Adam finds a bag containing two hacksaws inside the toilet, which they try to use to cut through their chains, but Adam’s saw breaks. Lawrence realizes the saws are meant to be used on their feet, and identifies their captor as the Jigsaw Killer, whom Lawrence knows of because he was once a suspect.Wikipedia

It’s as brutal an act as one can imagine, but it has an element of chivalry (and moral exculpation). After all, the chained man has a chance to live. If he dies, it’s because he didn’t want it enough. 

…Or does he? The man who chained you up a) wants to kill you and b) controls every aspect of the scenario you’re in. Would he give you a hacksaw if there was any way you could escape in time, however remote? Maybe he wants you to die in terrible pain, with a hacksaw buried in your leg.

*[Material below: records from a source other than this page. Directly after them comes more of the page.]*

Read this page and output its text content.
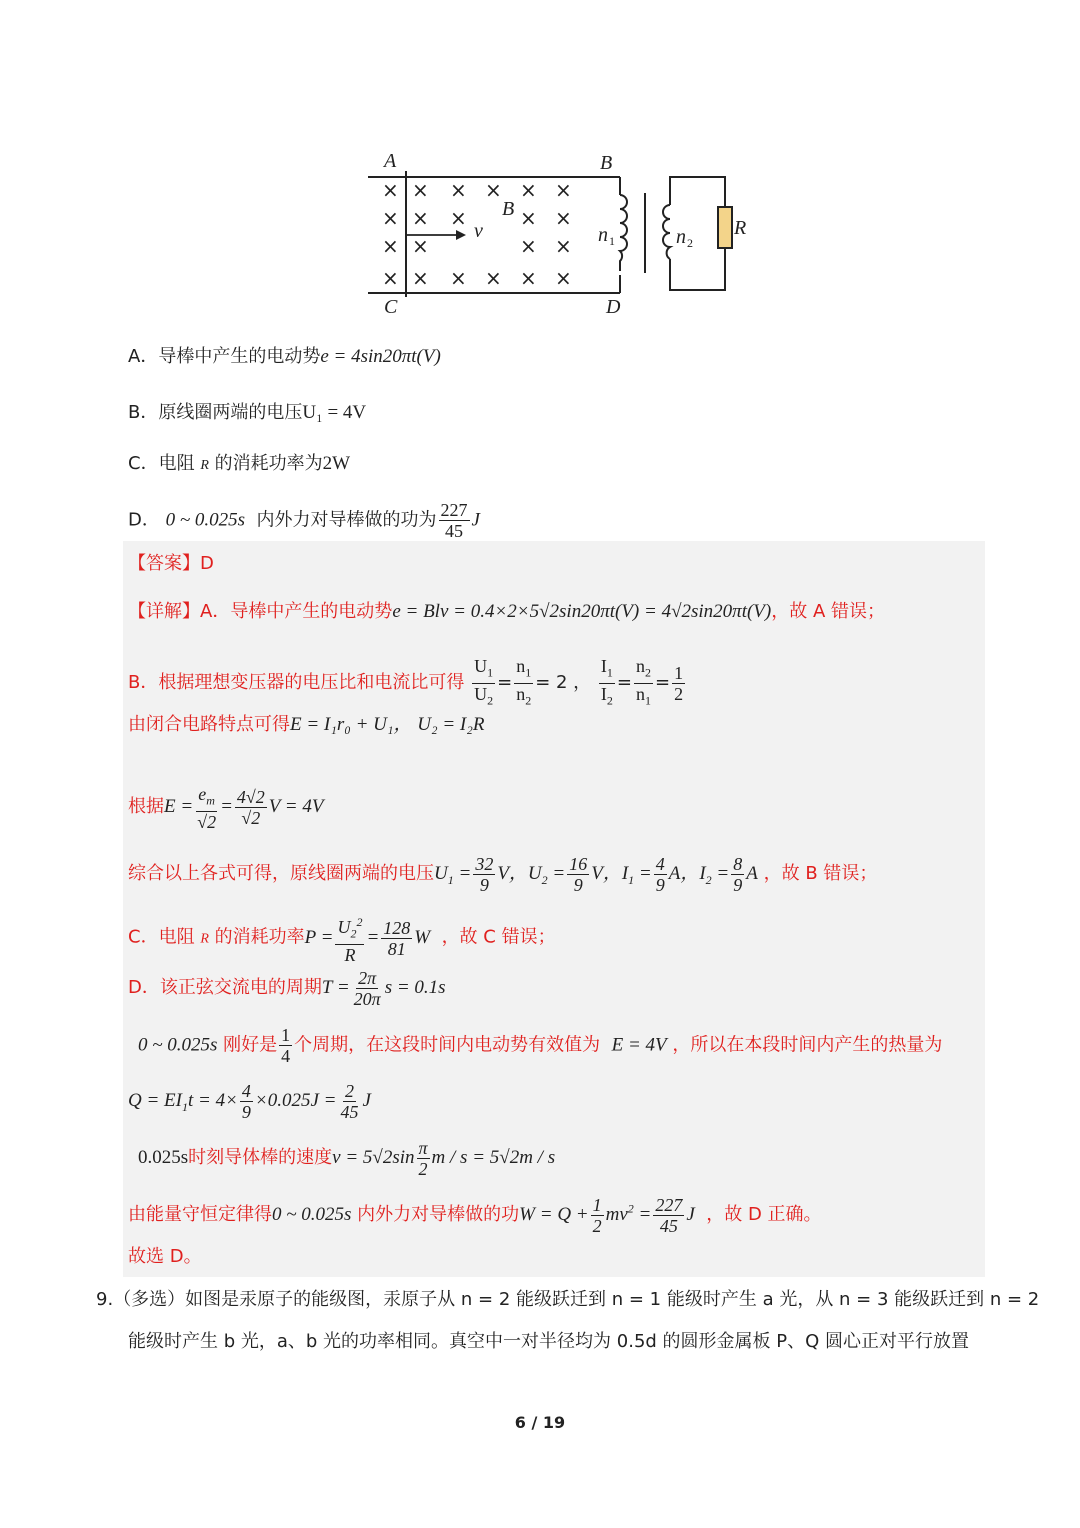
A	B
C	D
B
v	n	n R
1	2
× × × × × ×
× × ×	× ×
× ×	× ×
× × × × × ×
A．导棒中产生的电动势e = 4sin20πt(V)
B．原线圈两端的电压U₁ = 4V
C．电阻 R 的消耗功率为2W
D． 0 ~ 0.025s 内外力对导棒做的功为 $\frac{227}{45}$ J
【答案】D
【详解】A．导棒中产生的电动势e = Blv = 0.4×2×5√2sin20πt(V) = 4√2sin20πt(V)，故 A 错误；
B．根据理想变压器的电压比和电流比可得 $\frac{U_1}{U_2} = \frac{n_1}{n_2} = 2$ ， $\frac{I_1}{I_2} = \frac{n_2}{n_1} = \frac{1}{2}$
由闭合电路特点可得E = I₁r₀ + U₁， U₂ = I₂R
根据$E = \frac{e_m}{√2} = \frac{4√2}{√2}$ V = 4V
综合以上各式可得，原线圈两端的电压$U_1 = \frac{32}{9}$ V，$U_2 = \frac{16}{9}$ V，$I_1 = \frac{4}{9}$ A，$I_2 = \frac{8}{9}$ A ，故 B 错误；
C．电阻 R 的消耗功率$P = \frac{U_2^2}{R} = \frac{128}{81}$ W ，故 C 错误；
D．该正弦交流电的周期$T = \frac{2\pi}{20\pi}$ s = 0.1s
0 ~ 0.025s 刚好是 $\frac{1}{4}$ 个周期，在这段时间内电动势有效值为 E = 4V ，所以在本段时间内产生的热量为
$Q = EI_1t = 4\times \frac{4}{9} \times 0.025J = \frac{2}{45}$ J
0.025s时刻导体棒的速度$v = 5√2\sin \frac{\pi}{2}$ m / s = 5√2m / s
由能量守恒定律得0 ~ 0.025s 内外力对导棒做的功$W = Q + \frac{1}{2} mv^2 = \frac{227}{45}$ J ，故 D 正确。
故选 D。
9.（多选）如图是汞原子的能级图，汞原子从 n = 2 能级跃迁到 n = 1 能级时产生 a 光，从 n = 3 能级跃迁到 n = 2
能级时产生 b 光，a、b 光的功率相同。真空中一对半径均为 0.5d 的圆形金属板 P、Q 圆心正对平行放置
6 / 19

This is such a weirdly common (and specific) trope in fiction that I started wondering when it first appeared. Where’s hacksaw zero? Is there an ur-hacksaw scene that predates all others?

I might have found it. Ironically, in a book that was never actually written.

The 120 Days of Sodom is the legendary and never-completed epic by 18th century aristocrat Marquis de Sade. Written on a single roll of paper while its author was imprisoned in the Bastille, its production was interrupted in 1789 by the French Revolution. Only the first part is extant: the second and third parts exist in outline form.

In the third part, we come across this scene:

“He chains one of the girl’s hands and secures the chain to the wall; he leaves her thus, without food. Near her is a large knife, and just beyond her reach sits an excellent meal: if she wishes to eat, she has but to cut through her forearm; otherwise, she dies of starvation. Prior to this he has embuggered her. He observes her through a window.”

This has some interesting parallels to Mad Max.

  • The chain
  • The cutting instrument
  • The “ticking clock” (in this case, the girl’s own biological processes: she’ll starve if she doesn’t escape)
  • The victim must self-mutilate

It has some differences.

  • A knife is not a hacksaw.
  • Cutting through the chain isn’t suggested as a possibility (although she probably would have tried)
  • The girl won’t become free if she cuts off her forearm. She will have earned a meal, and will then be subjected to further tortures.

There’s another big difference between this scene and its later incarnations.

Max Rockatansky and Rorschach are (dark) heroes. Even Jigsaw is given some odd philosophical motivations for his deeds. Nothing like this exists for the barbarous noblemen of Sodom, who have retired to a chateau in Germany to destroy as many young lives as possible. Their evil is a black hole, existing beyond any reasonable motive.

Another Frenchman, Jean-Baptiste Say, once said that supply creates its own demand. In the Marquis’s case, the same holds true for sadism. When men have knives, they use them.